The Problem With Maltitol as a Low-Carb Sweetener

Maltitol is often more trouble than it is worth

sugar-free candy
Maltitol is frequently used to sweeten sugar-free candies. Juanmonino/E+/Getty Images

A common question among low-carb dieters is why isn’t their low-carb diet working as well as they think it should be. If you are eating a lot of products with sugar alcohols, such as maltitol, your diet may not be as effective as you would like it to be. Although maltitol doesn’t effect everyone the same way, it has been known to stall many a well-intentioned dieter. Here’s why.

What Is Maltitol?

Maltitol is a sugar alcohol, which is commonly used in low-carb or “sugar-free” products such as candy and nutrition bars.

It is used so much because of its similarity to sugar in terms of taste, texture, and interaction with other ingredients. Products which use maltitol and other sugar alcohols as sweeteners can be called “sugar-free,” despite the fact they can still affect blood sugar. Although claims are often made that maltitol has little impact on blood sugar, that is not the case. 

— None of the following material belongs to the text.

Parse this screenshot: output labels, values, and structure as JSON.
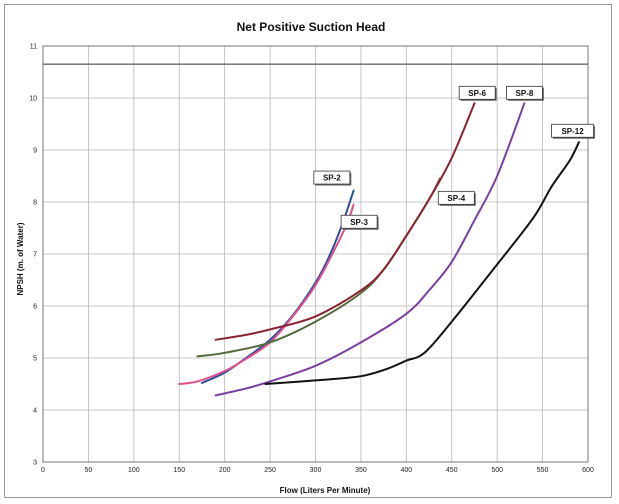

Maltitol is a carbohydrate. Our bodies do not absorb all the calories in maltitol, but it still provides us with about 2 to 3 calories per gram, compared to 4 calories per gram of sugar. Since maltitol is a carbohydrate and provides calories, it also affects blood glucose. 

Comparing Maltitol to Sugar 

Maltitol syrup has a glycemic index of 52, which approaches that of table sugar at 60. The powdered form has a glycemic index of 36, which is still higher than most other sugar alcohols and all artificial sweeteners.

Maltitol is estimated to have around 75 percent to 90 percent of the sweetness of sugar.

Information provided by industry groups tend to give the 90 percent figure, while other sources say 75 percent. If Maltitol has three-fourths of the sweetness of sugar, three-fourths the calories of sugar, and three-fourths the glycemic index of sugar, it isn’t a far leap to the conclusion that you need one-fourth more maltitol to get the same effect of sugar, which will give you close to the same effect in most other ways (except for dental cavities)—basically making maltitol a more expensive sugar.


Common Side Effects of Eating Maltitol 

Some people who eat maltitol may experience intestinal gas and cramping, while others experience more severe cramping and diarrhea. If you decide to eat products with maltitol, start with a small amount and see how you react. If you are concerned you may be sensitive to maltitol, be mindful where and when you eat it. If you experience severe symptoms, try a maltitol alternative or talk to your doctor about your digestive symptoms to rule out any other problems you may be having. 

Maltitol Alternatives

The best alternatives to products with maltitol are usually made with erythritol, often in combination with artificial sweeteners such as sucralose (Splenda). But almost any other sugar alcohol is at least a little better than maltitol. You can also use a low-calorie sweetener like stevia, which has less than four calories and zero carbs per packet. Stevia also has a glycemic index of zero, making it a safe choice for diabetics.